Ateş, su ve ahlak bir yolda buluşmuşlar.Tanıştıktan sonra bir muhabbete tutuşmuşlar. Başlamışlar kendilerini tanıtmaya. Ateş başlamış söze:

'Bendeniz ateş. Ben ışığımdır kimi zaman karanlıklarda, kimi zaman soğuklarda ısınmaya sebebim. Kimi zaman güneşim, kimi zaman bir kor parçasıyım, yakarım hoşuma gitmediğinde önüme ne gelirse. Çok iyiyimdir. Benden çok kere istifade edilebilir.' der ve ekler ateş. 'Fakat bir sinirlenirsem yakarım etrafımda ne varsa kimi zaman yangın olurum ansızın yakalarım en boş anlarda. Onun için benimle aranızı iyi tutun.' der.

Su başlar söze:

'Bendeniz su. Hayat kaynağıyımdır. Yokluğum çok kötüdür. Ben olmazsam yaşayamaz mahlûkat. Her hayatta ben varım, benim olduğum yerde hayat.' Sonra başlar ateşin yaptığı gibi zararlarından bahsetmeye: 'Fakat ben bir kızarsam sel olurum bazen, bazen bir fırtınayla gelirim, ne varsa yutarım. Onun için benle aranızı iyi tutun.' der.

Sıra gelir ahlaka:

'Bendeniz ahlak. Hayat düzeninde benim yerim başkadır. Benim hiç bir kötülüğüm yoktur. Kimseyi de tehdit etmem.' der.

Sonra ateş girer söze:

'Ben bu arkadaşlığı çok sevdim. Hani olurda bir gün birbirimizi kaybedersek nasıl buluşacağız?' der.
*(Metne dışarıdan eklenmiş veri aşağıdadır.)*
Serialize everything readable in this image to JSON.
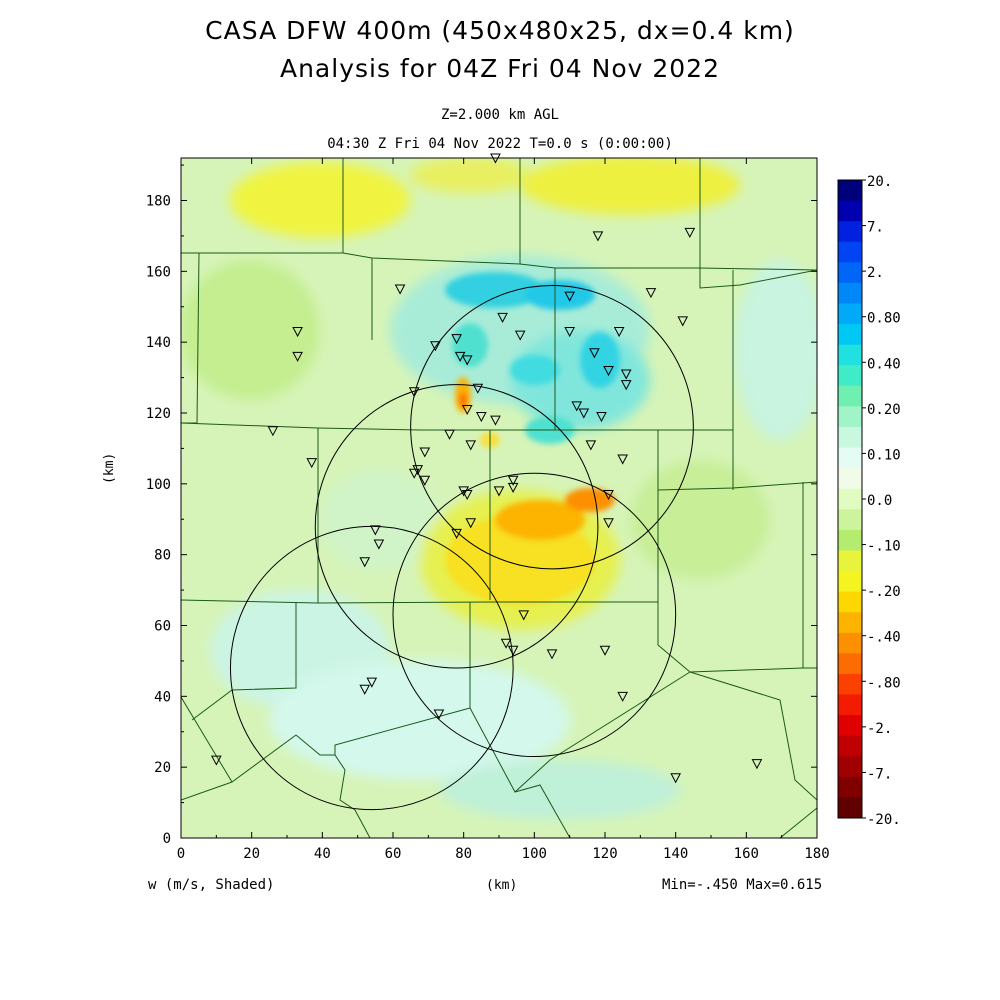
{
  "title": {
    "line1": "CASA DFW 400m (450x480x25, dx=0.4 km)",
    "line2": "Analysis for 04Z Fri 04 Nov 2022"
  },
  "subtitle": {
    "level": "Z=2.000 km AGL",
    "time": "04:30 Z Fri 04 Nov 2022    T=0.0 s (0:00:00)"
  },
  "axes": {
    "xlabel": "(km)",
    "ylabel": "(km)",
    "xlim": [
      0,
      180
    ],
    "ylim": [
      0,
      192
    ],
    "xticks": [
      "0",
      "20",
      "40",
      "60",
      "80",
      "100",
      "120",
      "140",
      "160",
      "180"
    ],
    "yticks": [
      "0",
      "20",
      "40",
      "60",
      "80",
      "100",
      "120",
      "140",
      "160",
      "180"
    ]
  },
  "footer": {
    "variable": "w (m/s, Shaded)",
    "xunit": "(km)",
    "minmax": "Min=-.450 Max=0.615"
  },
  "colorbar": {
    "labels": [
      "20.",
      "7.",
      "2.",
      "0.80",
      "0.40",
      "0.20",
      "0.10",
      "0.0",
      "-.10",
      "-.20",
      "-.40",
      "-.80",
      "-2.",
      "-7.",
      "-20."
    ],
    "colors": [
      "#00007a",
      "#0000b0",
      "#0022e0",
      "#0044f4",
      "#0066f8",
      "#0088f8",
      "#00aaf8",
      "#00c8f4",
      "#20e0e0",
      "#40ecc8",
      "#70f0b0",
      "#a0f4c8",
      "#c8f8e0",
      "#e4fcf4",
      "#f0fce8",
      "#e0fcc0",
      "#ccf49c",
      "#b4ec70",
      "#e8f43c",
      "#f4f420",
      "#fcd800",
      "#fcb400",
      "#fc9000",
      "#fc6c00",
      "#fc4000",
      "#f41c00",
      "#e00000",
      "#c00000",
      "#a00000",
      "#800000",
      "#600000"
    ]
  },
  "colors": {
    "background": "#d6f4b8",
    "updraft": "#20d8d8",
    "downdraft": "#fcb400",
    "boundaries": "#1a5a1a"
  },
  "chart_data": {
    "type": "heatmap",
    "field": "w (m/s)",
    "min": -0.45,
    "max": 0.615,
    "radar_range_rings": [
      {
        "center": [
          105,
          116
        ],
        "radius": 40
      },
      {
        "center": [
          78,
          88
        ],
        "radius": 40
      },
      {
        "center": [
          100,
          63
        ],
        "radius": 40
      },
      {
        "center": [
          54,
          48
        ],
        "radius": 40
      }
    ],
    "stations": [
      [
        89,
        192
      ],
      [
        118,
        170
      ],
      [
        144,
        171
      ],
      [
        133,
        154
      ],
      [
        110,
        153
      ],
      [
        142,
        146
      ],
      [
        62,
        155
      ],
      [
        33,
        143
      ],
      [
        33,
        136
      ],
      [
        78,
        141
      ],
      [
        72,
        139
      ],
      [
        91,
        147
      ],
      [
        96,
        142
      ],
      [
        110,
        143
      ],
      [
        124,
        143
      ],
      [
        117,
        137
      ],
      [
        121,
        132
      ],
      [
        126,
        131
      ],
      [
        126,
        128
      ],
      [
        79,
        136
      ],
      [
        81,
        135
      ],
      [
        66,
        126
      ],
      [
        84,
        127
      ],
      [
        81,
        121
      ],
      [
        85,
        119
      ],
      [
        89,
        118
      ],
      [
        112,
        122
      ],
      [
        114,
        120
      ],
      [
        119,
        119
      ],
      [
        26,
        115
      ],
      [
        37,
        106
      ],
      [
        76,
        114
      ],
      [
        82,
        111
      ],
      [
        116,
        111
      ],
      [
        125,
        107
      ],
      [
        69,
        109
      ],
      [
        67,
        104
      ],
      [
        66,
        103
      ],
      [
        69,
        101
      ],
      [
        94,
        101
      ],
      [
        94,
        99
      ],
      [
        80,
        98
      ],
      [
        81,
        97
      ],
      [
        90,
        98
      ],
      [
        121,
        97
      ],
      [
        121,
        89
      ],
      [
        82,
        89
      ],
      [
        78,
        86
      ],
      [
        55,
        87
      ],
      [
        56,
        83
      ],
      [
        52,
        78
      ],
      [
        97,
        63
      ],
      [
        92,
        55
      ],
      [
        94,
        53
      ],
      [
        105,
        52
      ],
      [
        120,
        53
      ],
      [
        54,
        44
      ],
      [
        52,
        42
      ],
      [
        125,
        40
      ],
      [
        73,
        35
      ],
      [
        10,
        22
      ],
      [
        140,
        17
      ],
      [
        163,
        21
      ]
    ]
  }
}
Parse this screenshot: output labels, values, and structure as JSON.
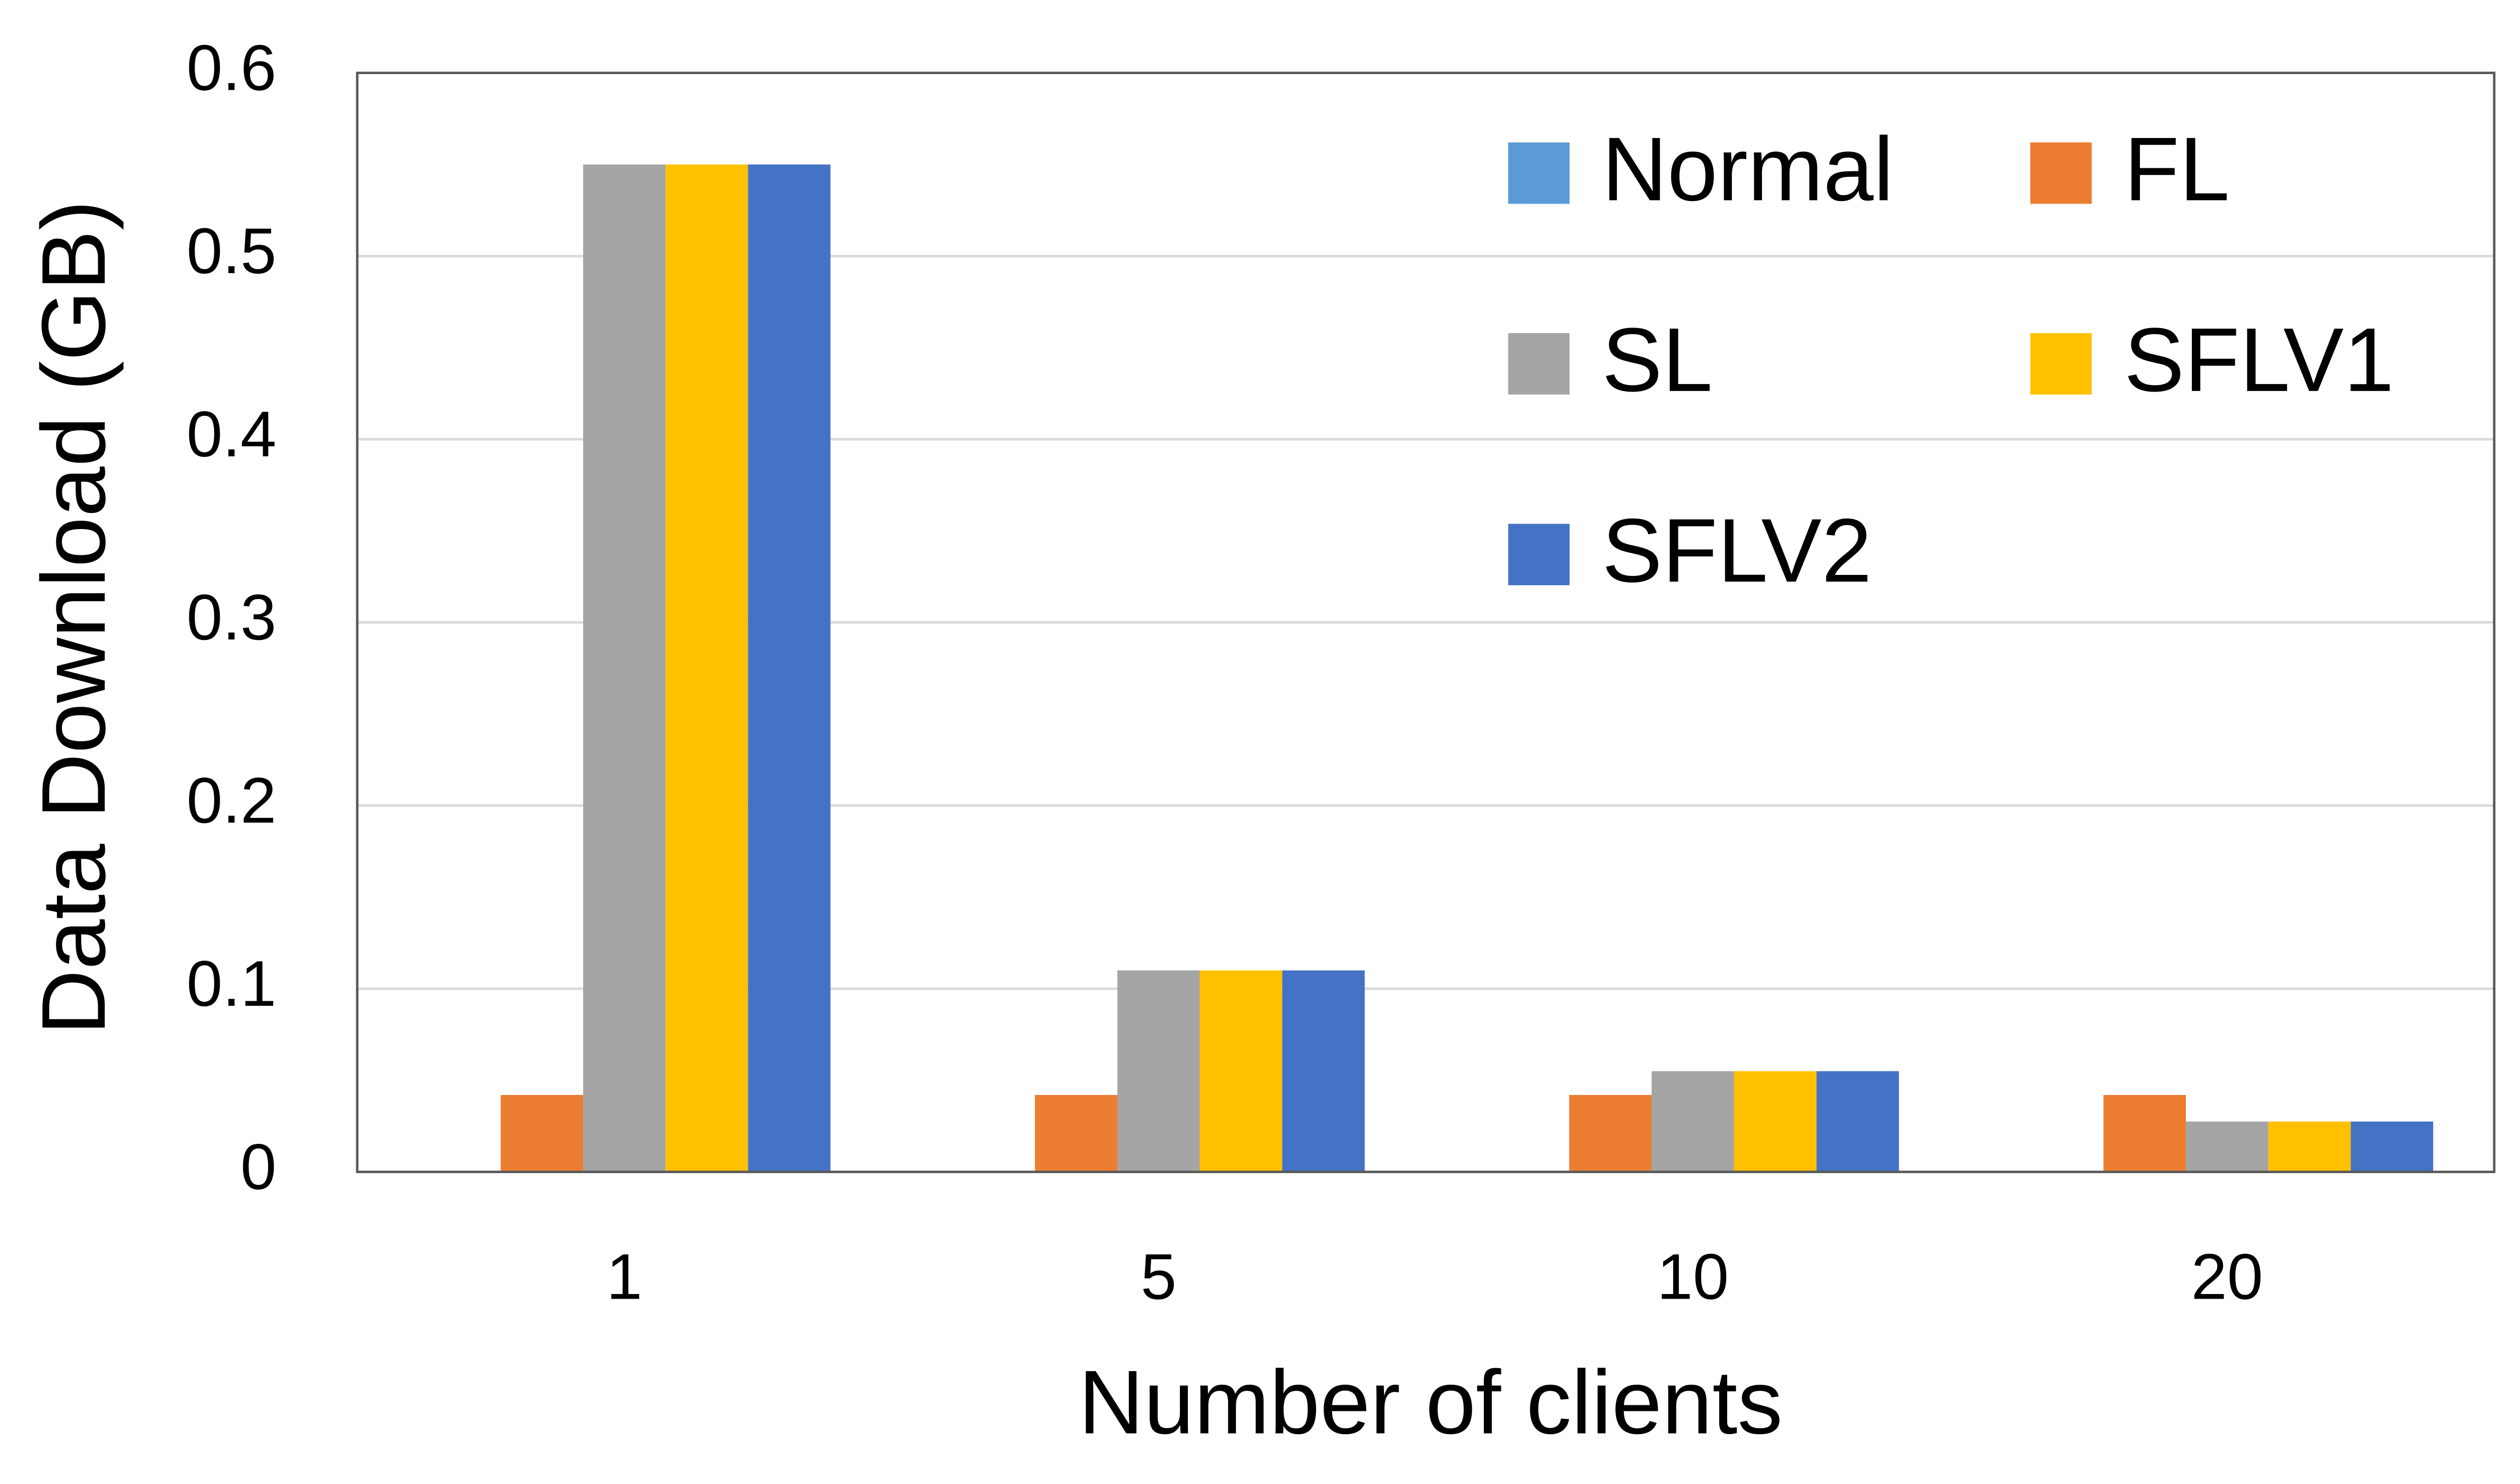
{
  "chart_data": {
    "type": "bar",
    "x_label": "Number of clients",
    "y_label": "Data Download (GB)",
    "categories": [
      "1",
      "5",
      "10",
      "20"
    ],
    "series": [
      {
        "name": "Normal",
        "color": "#5b9bd5",
        "values": [
          0,
          0,
          0,
          0
        ]
      },
      {
        "name": "FL",
        "color": "#ed7d31",
        "values": [
          0.042,
          0.042,
          0.042,
          0.042
        ]
      },
      {
        "name": "SL",
        "color": "#a5a5a5",
        "values": [
          0.55,
          0.11,
          0.055,
          0.0275
        ]
      },
      {
        "name": "SFLV1",
        "color": "#ffc000",
        "values": [
          0.55,
          0.11,
          0.055,
          0.0275
        ]
      },
      {
        "name": "SFLV2",
        "color": "#4472c4",
        "values": [
          0.55,
          0.11,
          0.055,
          0.0275
        ]
      }
    ],
    "ylim": [
      0,
      0.6
    ],
    "yticks": [
      0,
      0.1,
      0.2,
      0.3,
      0.4,
      0.5,
      0.6
    ],
    "grid": true,
    "legend": "top-right"
  }
}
Su derki: 'Beni kaybederseniz eğer, bir yağmur görür, bir şırıltı duyarsanız kaçmayın, yaklaşın, ben orada olurum.' der.

Ateş der ki: 'Beni kaybederseniz eğer, bir duman görür, bir sıcaklık hissederseniz hemen gelin, ben orada olurum.' der.

Sıra gelir ahlaka: 'Siz siz olun, beni sakın kaybetmeyin. Eğer beni bir defa kaybederseniz bir daha bulmanız mümkün olmayabilir.' der.